Faute de philosophes de l’École, dont je puisse invoquer l’autorité, j’ajouterai encore ceci : que les Chinois admettent cinq vertus cardinales (Tschang), parmi lesquelles ils placent, au premier rang, la pitié (Sin). Les quatre autres sont : la justice, la politesse, la sagesse et la sincérité[115]. De même chez les Hindous, sur les tables commémoratives élevées en souvenir des souverains morts, nous voyons, parmi les vertus dont on les loue, en première ligne, la pitié envers les hommes et les animaux.
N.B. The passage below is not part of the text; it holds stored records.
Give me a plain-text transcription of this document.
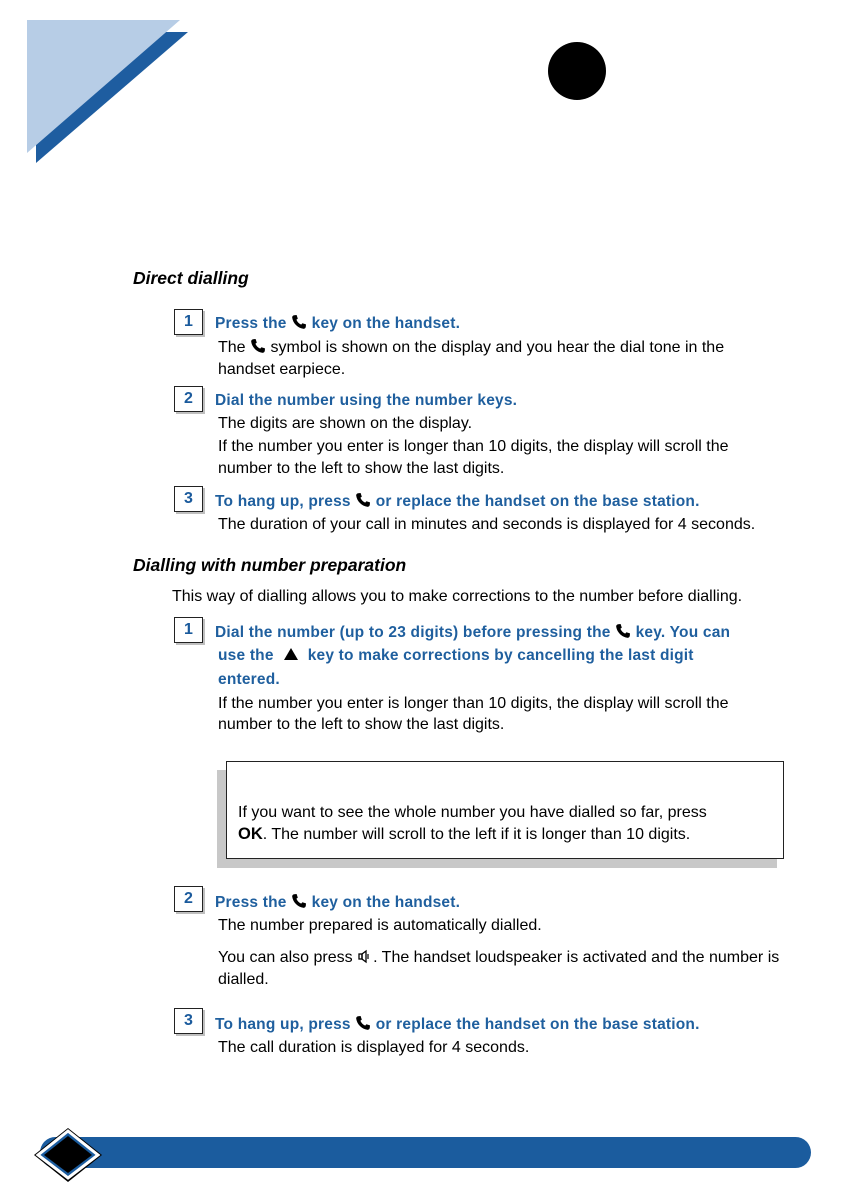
Direct dialling
1	Press the key on the handset.
The symbol is shown on the display and you hear the dial tone in the
handset earpiece.
2	Dial the number using the number keys.
The digits are shown on the display.
If the number you enter is longer than 10 digits, the display will scroll the
number to the left to show the last digits.
3	To hang up, press or replace the handset on the base station.
The duration of your call in minutes and seconds is displayed for 4 seconds.
Dialling with number preparation
This way of dialling allows you to make corrections to the number before dialling.
1	Dial the number (up to 23 digits) before pressing the key. You can
use the key to make corrections by cancelling the last digit
entered.
If the number you enter is longer than 10 digits, the display will scroll the
number to the left to show the last digits.
If you want to see the whole number you have dialled so far, press
OK. The number will scroll to the left if it is longer than 10 digits.
2	Press the key on the handset.
The number prepared is automatically dialled.
You can also press . The handset loudspeaker is activated and the number is
dialled.
3	To hang up, press or replace the handset on the base station.
The call duration is displayed for 4 seconds.
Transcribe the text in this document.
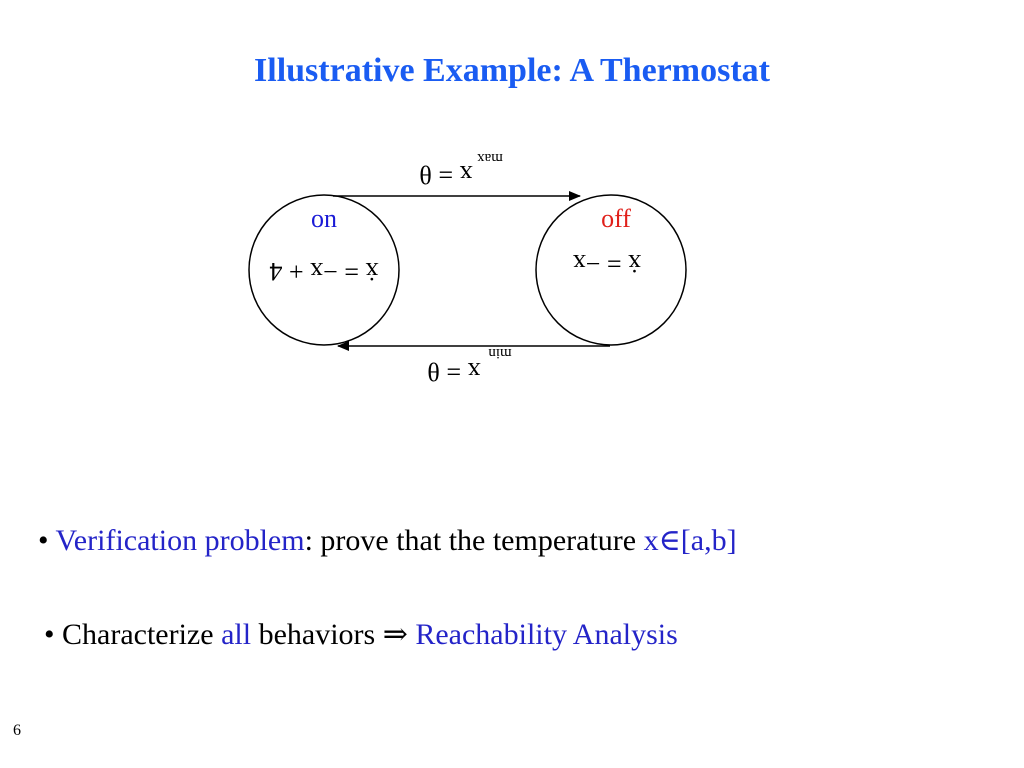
Illustrative Example: A Thermostat
on
ẋ = −x + 4
off
ẋ = −x
x = θ
max
x = θ
min
• Verification problem: prove that the temperature x∈[a,b]
• Characterize all behaviors ⇒ Reachability Analysis
6
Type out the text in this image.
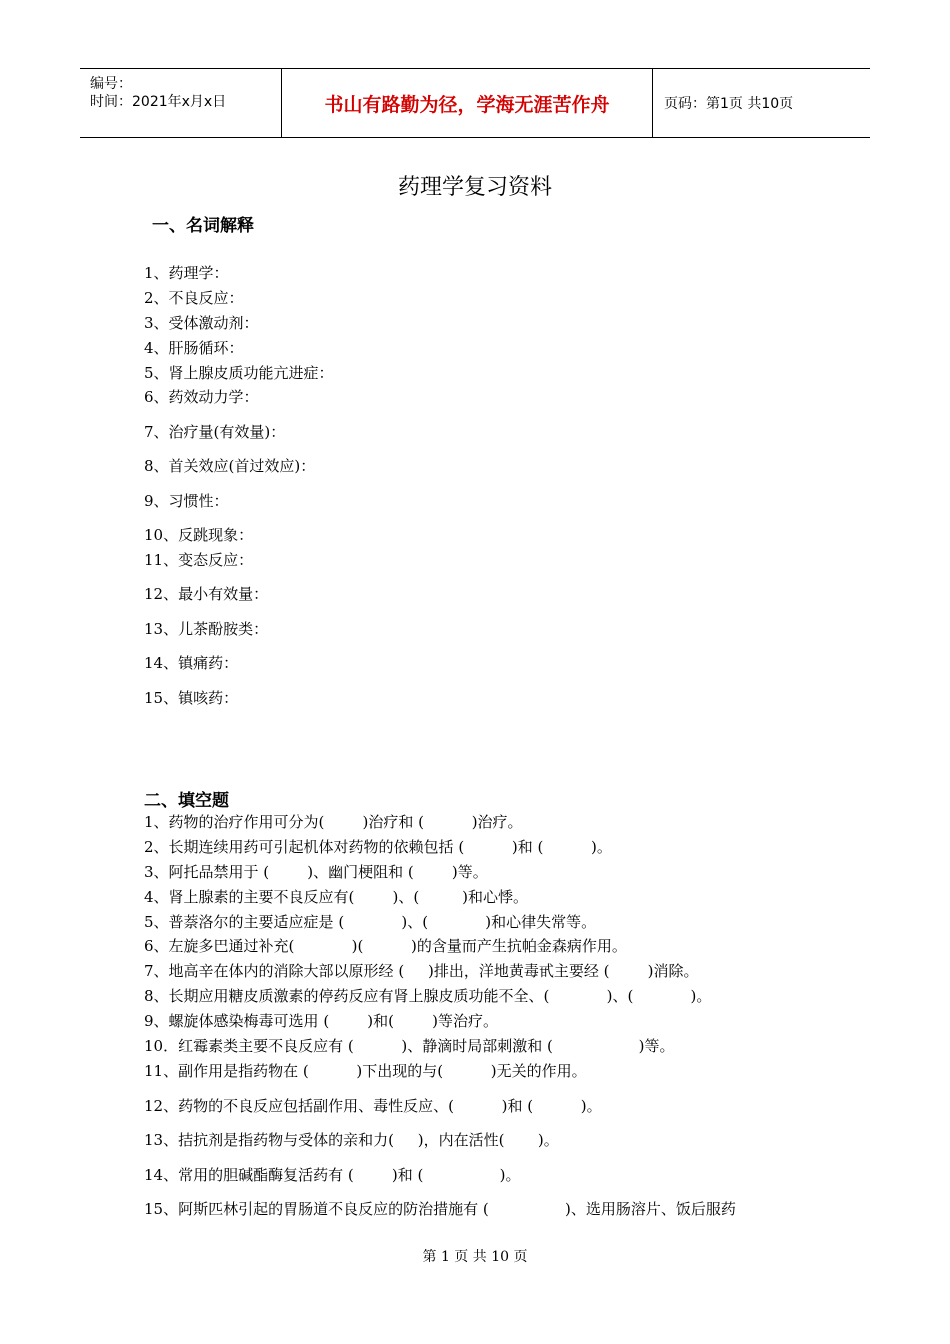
编号：
时间：2021年x月x日	书山有路勤为径，学海无涯苦作舟	页码：第1页 共10页
药理学复习资料
一、名词解释
1、药理学：
2、不良反应：
3、受体激动剂：
4、肝肠循环：
5、肾上腺皮质功能亢进症：
6、药效动力学：
7、治疗量(有效量)：
8、首关效应(首过效应)：
9、习惯性：
10、反跳现象：
11、变态反应：
12、最小有效量：
13、儿茶酚胺类：
14、镇痛药：
15、镇咳药：
二、填空题
1、药物的治疗作用可分为(        )治疗和 (          )治疗。
2、长期连续用药可引起机体对药物的依赖包括 (          )和 (          )。
3、阿托品禁用于 (        )、幽门梗阻和 (        )等。
4、肾上腺素的主要不良反应有(        )、(         )和心悸。
5、普萘洛尔的主要适应症是 (            )、(            )和心律失常等。
6、左旋多巴通过补充(            )(          )的含量而产生抗帕金森病作用。
7、地高辛在体内的消除大部以原形经 (     )排出，洋地黄毒甙主要经 (        )消除。
8、长期应用糖皮质激素的停药反应有肾上腺皮质功能不全、(            )、(            )。
9、螺旋体感染梅毒可选用 (        )和(        )等治疗。
10．红霉素类主要不良反应有 (          )、静滴时局部刺激和 (                  )等。
11、副作用是指药物在 (          )下出现的与(          )无关的作用。
12、药物的不良反应包括副作用、毒性反应、(          )和 (          )。
13、拮抗剂是指药物与受体的亲和力(     )，内在活性(       )。
14、常用的胆碱酯酶复活药有 (        )和 (                )。
15、阿斯匹林引起的胃肠道不良反应的防治措施有 (                )、选用肠溶片、饭后服药
第 1 页 共 10 页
À Athènes, la Pitié avait un autel en pleine Agora : Ἀθηναίοις δὲ ἐν τῇ ἀγορᾷ ἐστὶ Ἐλέου βωμός, ᾧ μάλιστα θεῶν, ἐς ἀνθρώπινον βίον καὶ μεταβολάς πραγμάτων ὀτι ὡφέλιμος, μόνοι τιμάς Ἑλλήνων νέμουσιν Ἀθηναῖοι. Παυσ., I, 17. (« À Athènes, sur l’Agora, s’élève un autel à la Pitié : entre toutes les divinités, les Athéniens, considérant de quel secours elle est aux hommes dans cette ville si sujette aux changements, lui ont, seuls de tous les Grecs, consacré un culte. ») Lucien aussi parle de cet autel dans le Timon § 99. — Phocion, dans une phrase que nous a conservée Stobée, déclare la Pitié ce qu’il y a de plus saint parmi les hommes : « Οὔτε ἐξ ἱεροῦ βωμόν, οὔτε ἐκ τῆς ἀνθρωπίνης φύσεως ἀφαιρετέον τὸν ἔλεον. » (« Il ne faut enlever, ni au temple l’autel, ni à la nature humaine la pitié. ») Dans la Sagesse des Indiens, cette traduction grecque du Pantscha Tantra, nous lisons (Sect. 3, p. 220) : « Λέγεται γὰρ, ὡς πρώτη τῶν ἀρετῶν ἡ ἐλεημοσύνη. » (« Car, on le dit, la première des vertus, c’est la pitié. ») On le voit, en tout temps, en tout pays, les hommes ont su où prendre la source des bonnes mœurs ; les hommes, excepté les Européens ; et à qui la faute ? sinon à ce foetor Judaïcus, qui pénètre partout : il leur faut un devoir qui s’impose, une loi morale, un impératif, bref un ordre et un commandement, pour y obéir : ils ne sortent pas de là, ils ne veulent pas voir qu’au fond de tout cela, ce qui se trouve, c’est l’égoïsme seul. Sans doute, plus d’un, parmi les hommes supérieurs, a senti la vérité, lui a rendu témoignage : tel est Rousseau, tel Lessing, qui, dans une lettre écrite en 1756, dit : « L’homme le plus compatissant est le meilleur des hommes, le mieux né pour toutes les vertus sociales, pour toutes les grandeurs de l’âme. »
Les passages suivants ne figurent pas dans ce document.